The action of 13 November 1943 was a submarine engagement during the Second World War. It resulted in the sinking of the Japanese Navy's Kaidai Junsen Type B1 submarine I-34 in the Strait of Malacca by the Royal Navy submarine . I-34 was on a Yanagi Mission, an underwater convoy secretly shipping goods between Japan and their German allies.

==Background==
The Japanese submarine I-34 (Commander Irie Tatsushi), departed Kure on the first leg of a "Yanagi" mission to Nazi-occupied France. At the time she was the third Japanese submarine to undertake such a mission. Code-breakers at Hut 7 in Bletchley Park deciphered radio traffic transmitted in diplomatic code concerning I-34's mission between Tokyo and Berlin. The message was then relayed to the submarine Taurus (Lieutenant-Commander Mervyn Wingfield) operating from a base in Ceylon.

On the morning of 11 November 1943 I-34 departed Seletar for Penang. The Germans planned to refuel I-34 in the Indian Ocean from a supply ship. I-34 was carrying a cargo of tin, tungsten, raw rubber and opium.

==Action==
On the morning of 13 November 1943, 30 mi off Penang the officer of the watch on Taurus sighted the large submarine I-34 running on the surface at 14 kn despite a rain squall. Wingfield fired a spread of six torpedoes, one of which hit I-34's starboard side just below her conning tower; she sank rapidly, along with 84 of her crew. Only fourteen survivors managed to escape the wreck and were rescued by a Malay junk.

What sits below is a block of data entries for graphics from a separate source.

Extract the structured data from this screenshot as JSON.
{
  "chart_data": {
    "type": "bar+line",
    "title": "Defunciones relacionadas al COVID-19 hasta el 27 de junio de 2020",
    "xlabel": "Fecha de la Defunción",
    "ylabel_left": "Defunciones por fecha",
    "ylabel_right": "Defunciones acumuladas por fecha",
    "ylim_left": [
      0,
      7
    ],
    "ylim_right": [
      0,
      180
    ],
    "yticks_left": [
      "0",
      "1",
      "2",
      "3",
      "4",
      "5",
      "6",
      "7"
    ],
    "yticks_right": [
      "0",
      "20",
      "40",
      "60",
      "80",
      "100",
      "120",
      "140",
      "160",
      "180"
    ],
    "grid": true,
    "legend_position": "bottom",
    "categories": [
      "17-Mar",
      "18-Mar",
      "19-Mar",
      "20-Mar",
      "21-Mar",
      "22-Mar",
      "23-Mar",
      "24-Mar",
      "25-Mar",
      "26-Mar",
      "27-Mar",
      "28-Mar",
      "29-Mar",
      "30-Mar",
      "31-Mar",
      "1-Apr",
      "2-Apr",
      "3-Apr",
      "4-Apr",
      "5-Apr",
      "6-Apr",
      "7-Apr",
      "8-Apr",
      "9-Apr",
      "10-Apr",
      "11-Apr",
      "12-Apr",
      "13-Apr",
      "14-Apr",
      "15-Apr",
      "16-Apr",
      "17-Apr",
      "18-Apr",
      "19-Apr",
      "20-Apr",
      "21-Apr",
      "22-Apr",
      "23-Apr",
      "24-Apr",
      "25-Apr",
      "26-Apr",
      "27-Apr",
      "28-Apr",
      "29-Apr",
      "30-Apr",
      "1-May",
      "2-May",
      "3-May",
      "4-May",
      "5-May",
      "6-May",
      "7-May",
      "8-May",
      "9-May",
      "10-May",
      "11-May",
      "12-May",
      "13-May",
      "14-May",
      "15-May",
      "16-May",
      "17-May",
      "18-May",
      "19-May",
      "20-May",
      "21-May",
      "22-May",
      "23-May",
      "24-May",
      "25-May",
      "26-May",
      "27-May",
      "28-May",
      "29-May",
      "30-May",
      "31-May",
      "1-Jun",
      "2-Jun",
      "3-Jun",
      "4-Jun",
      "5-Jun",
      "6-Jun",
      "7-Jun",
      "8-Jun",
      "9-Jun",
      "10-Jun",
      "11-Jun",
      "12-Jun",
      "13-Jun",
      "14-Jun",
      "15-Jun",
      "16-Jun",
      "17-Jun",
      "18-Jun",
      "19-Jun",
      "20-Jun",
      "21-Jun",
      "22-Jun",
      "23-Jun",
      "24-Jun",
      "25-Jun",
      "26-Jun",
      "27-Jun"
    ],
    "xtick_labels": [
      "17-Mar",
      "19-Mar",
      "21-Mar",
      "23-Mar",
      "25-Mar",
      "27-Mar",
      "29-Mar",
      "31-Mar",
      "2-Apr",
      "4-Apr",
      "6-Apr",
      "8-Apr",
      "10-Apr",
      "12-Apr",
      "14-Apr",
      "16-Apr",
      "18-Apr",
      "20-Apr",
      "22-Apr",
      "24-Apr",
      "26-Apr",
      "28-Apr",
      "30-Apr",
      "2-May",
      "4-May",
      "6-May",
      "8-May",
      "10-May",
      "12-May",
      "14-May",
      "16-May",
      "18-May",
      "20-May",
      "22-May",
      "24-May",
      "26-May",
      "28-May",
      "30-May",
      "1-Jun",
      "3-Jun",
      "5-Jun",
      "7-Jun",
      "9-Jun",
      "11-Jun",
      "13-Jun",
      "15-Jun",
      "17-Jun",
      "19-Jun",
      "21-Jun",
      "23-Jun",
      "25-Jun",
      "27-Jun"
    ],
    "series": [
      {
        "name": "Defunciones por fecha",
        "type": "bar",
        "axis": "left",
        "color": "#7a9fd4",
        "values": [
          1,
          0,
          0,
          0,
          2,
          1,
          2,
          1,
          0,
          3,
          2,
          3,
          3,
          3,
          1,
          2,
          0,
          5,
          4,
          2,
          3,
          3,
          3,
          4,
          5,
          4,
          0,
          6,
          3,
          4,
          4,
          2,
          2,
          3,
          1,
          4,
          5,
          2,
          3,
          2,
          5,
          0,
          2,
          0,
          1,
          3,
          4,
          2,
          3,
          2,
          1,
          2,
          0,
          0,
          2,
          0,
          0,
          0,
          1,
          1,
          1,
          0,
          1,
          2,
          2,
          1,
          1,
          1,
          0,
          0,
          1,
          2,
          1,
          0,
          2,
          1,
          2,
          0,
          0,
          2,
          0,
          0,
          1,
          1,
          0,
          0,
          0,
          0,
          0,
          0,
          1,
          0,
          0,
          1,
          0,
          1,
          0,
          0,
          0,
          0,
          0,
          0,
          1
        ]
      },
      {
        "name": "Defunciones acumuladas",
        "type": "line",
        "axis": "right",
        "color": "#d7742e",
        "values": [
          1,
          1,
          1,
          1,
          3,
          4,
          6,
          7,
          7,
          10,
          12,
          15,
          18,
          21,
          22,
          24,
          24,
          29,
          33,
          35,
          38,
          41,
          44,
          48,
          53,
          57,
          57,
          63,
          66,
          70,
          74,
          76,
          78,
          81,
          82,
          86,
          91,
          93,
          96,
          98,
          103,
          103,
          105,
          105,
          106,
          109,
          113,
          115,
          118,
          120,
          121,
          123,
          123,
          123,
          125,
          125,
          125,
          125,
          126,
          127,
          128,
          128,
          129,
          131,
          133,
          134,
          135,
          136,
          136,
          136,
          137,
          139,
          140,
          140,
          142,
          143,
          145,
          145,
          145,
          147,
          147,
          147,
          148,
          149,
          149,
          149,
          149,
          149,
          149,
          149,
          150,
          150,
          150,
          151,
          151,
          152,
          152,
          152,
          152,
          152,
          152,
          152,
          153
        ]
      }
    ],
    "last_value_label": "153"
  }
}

The following morning, a Japanese submarine chaser CH-20 from Penang attacked Taurus. Due to the shallow water in the region, when Wingfield tried to evade the attack by diving, Taurus bow became stuck in the soft, muddy seabed. Fortunately, the explosions from a pattern of depth charges dropped over Taurus shook her free. Wingfield went to periscope depth, surfaced and engaged CH-20 with his deck gun, causing severe damage. Thirteen members of the crew were killed, including the captain and another seventeen wounded but before any further action could follow, a Japanese aircraft came into view and forced Wingfield into an emergency dive, which endangered the submarine, which had taken on almost a ton of water. Taurus escaped with only minor damage and managed to make it back to her base at Ceylon.

Following the loss of I-34 the Imperial Japanese Navy diverted all Europe-bound submarines from Penang. I-34 was the first Japanese submarine to be sunk by a Royal Navy submarine.